Francesc Xavier Ruiz, Assistant Research Professor in Professor Eddy Arnold’s laboratory at CABM, has been awarded a $35,000 grant from the New Jersey Health Foundation to develop novel drugs targeting the
acquired immune deficiency syndrome (AIDS), caused by the human immunodeficiency virus (HIV). HIV/AIDS came into the spotlight as a silent, deadly, and mysterious killer during the 1980s. 40 years later, AIDS has been transformed into a chronic disease, mainly because of antiretroviral therapy (ART) and preventive treatment (PrEP). However, even amid the COVID-19 pandemic, it remains a major threat to global health and at the state level (∼40 million people infected in the world, ~40,000 people in New Jersey and 8th state in US in new HIV cases diagnosed).
The incredibly rapid evolution of HIV, paired with the frequent exposure to antiretroviral drugs, allows the virus to mutate (“adapt”) its genome to resist drugs; that is, to render them much less effective. Of all antiretroviral drugs, half of them target reverse transcriptase (RT), a central protein from HIV that transforms the viral RNA genome to DNA, which can integrate into the human genome. After that, HIV can reappear once antiretroviral therapy is stopped or made less effective by resistance to drugs.
In this project, we—co-principal investigators F. Xavier Ruiz and Eddy Arnold—try to stay ahead of the virus following a two-pronged strategy. We seek the classic 'running faster' strategy: designing new drugs acting directly on the virus, including those viruses resisting the drugs used now in patients. Antiretrovirals targeting RT are either “nucs” (they mimic the building blocks of DNA, halting DNA extension) or “non-nucs”, that affect RT by making it stiffer and slowing its action. We have recently found the way nucleotide-competing RT inhibitors (NcRTIs, chemically different to the nucs but binding in the same place as them) stop RT action. We have now designed compounds that are hybrids of nucs and NcRTIs, but are envisioned to work differently to both, and may not have the same type of resistance raised by nucs. We are also trying a second approach based on the 'jumping higher' strategy: instead of targeting the virus action, we are disrupting an essential interaction between RT and the cellular protein eukaryotic elongation factor 1A (eEF1A), normally involved in protein translation, co-opted by HIV to help in viral propagation.

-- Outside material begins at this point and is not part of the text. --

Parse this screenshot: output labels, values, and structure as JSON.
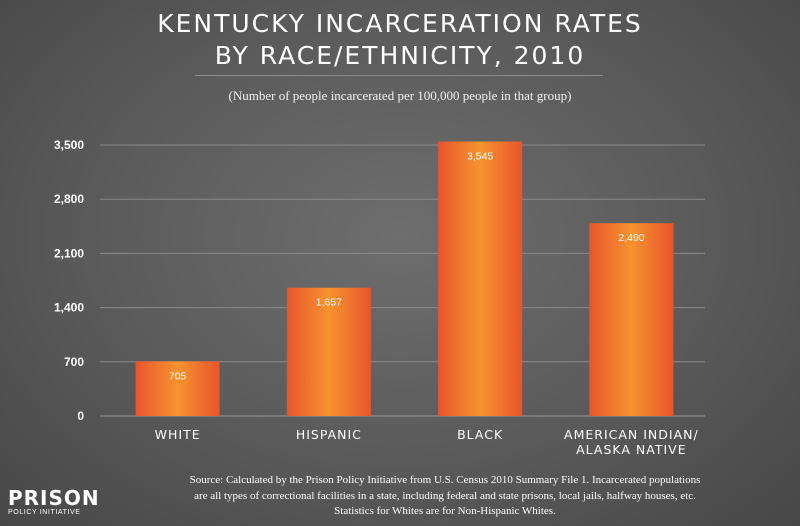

The goal of this project is to solve structures of RT with the new designed nuc-NcRTI hybrid molecules and of the RT-eEF1A complex, as well as with compounds disrupting the complex. These detailed snapshots will allow discovery of RT inhibitors acting through new mechanisms, paving the way for development of new antivirals. Besides, we anticipate that nuc-NcRTIs can be repurposed to block polymerases from other dangerous RNA viruses of pandemic potential.